Since returning to active duty after the winter, and finding himself in a new uniform, Velasquez has familiarized himself with the lower-seamed Major League-issued baseball – “I always have a ball in my hand” – and has his changeup at his disposal again, too. He said he threw about four of them in three innings in Bradenton, one bouncing by catcher Cameron Rupp for a wild pitch.
Velasquez will continue to work at the changeup, since he knows it can be “devastating” for a power pitcher like himself. But the calendar still read March 7, so he has plenty of more time to refine his growing repertoire if and when he takes a turn in the Phillies rotation during the first week of the regular season.
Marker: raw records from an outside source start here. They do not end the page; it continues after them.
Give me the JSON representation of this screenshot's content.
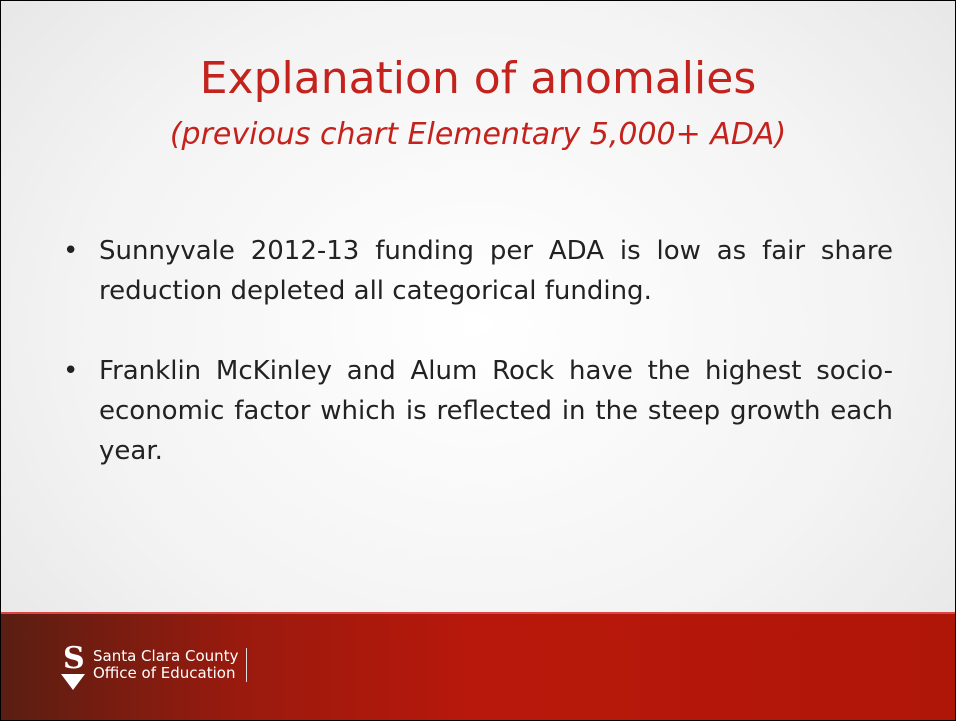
{
  "header": {
    "title": "Explanation of anomalies",
    "subtitle": "(previous chart Elementary 5,000+ ADA)"
  },
  "bullets": [
    "Sunnyvale 2012-13 funding per ADA is low as fair share reduction depleted all categorical funding.",
    "Franklin McKinley and Alum Rock have the highest socio-economic factor which is reflected in the steep growth each year."
  ],
  "footer": {
    "org_line1": "Santa Clara County",
    "org_line2": "Office of Education"
  }
}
“I hope so – that’d be nice,” Velasquez said of winning the vacant fifth starter job. “That’s the ultimate goal. But I can’t say anything now because I really don’t know.”
Asked what he was looking for in the perfect final rotation spot candidate, Mackanin said it was fairly basic.
“Consistency, pitchability … what you always look for,” Mackanin said. “Velasquez is a power pitcher obviously and I need to see a little more finesse from him. In a three-inning stint it's hard to do. Today everything was hard, hard, hard. I want to see a little finesse from him.”
The pitcher that followed him to the mound on Monday may have a leg up if the Phils are looking for someone with more experience at the job. Left-hander Brett Oberholtzer, who also came over in the Giles trade, also threw three scoreless innings.
Oberholtzer, a 26-year-old, New Castle, Del., native who made 42 starts for the Astros in the last three seasons, was credited with the win. He allowed four hits and struck out one batter and didn’t walk any of the 11 batters he faced.
“Competition brings out the best in all of us,” Oberholtzer said. “So, the more competition there is, obviously it’s going to bring out the best in you. I found myself doing that today, past outing, past springs. And that’s what got me into this situation I’m in now. I’m looking forward to the opportunity every time I get the baseball.”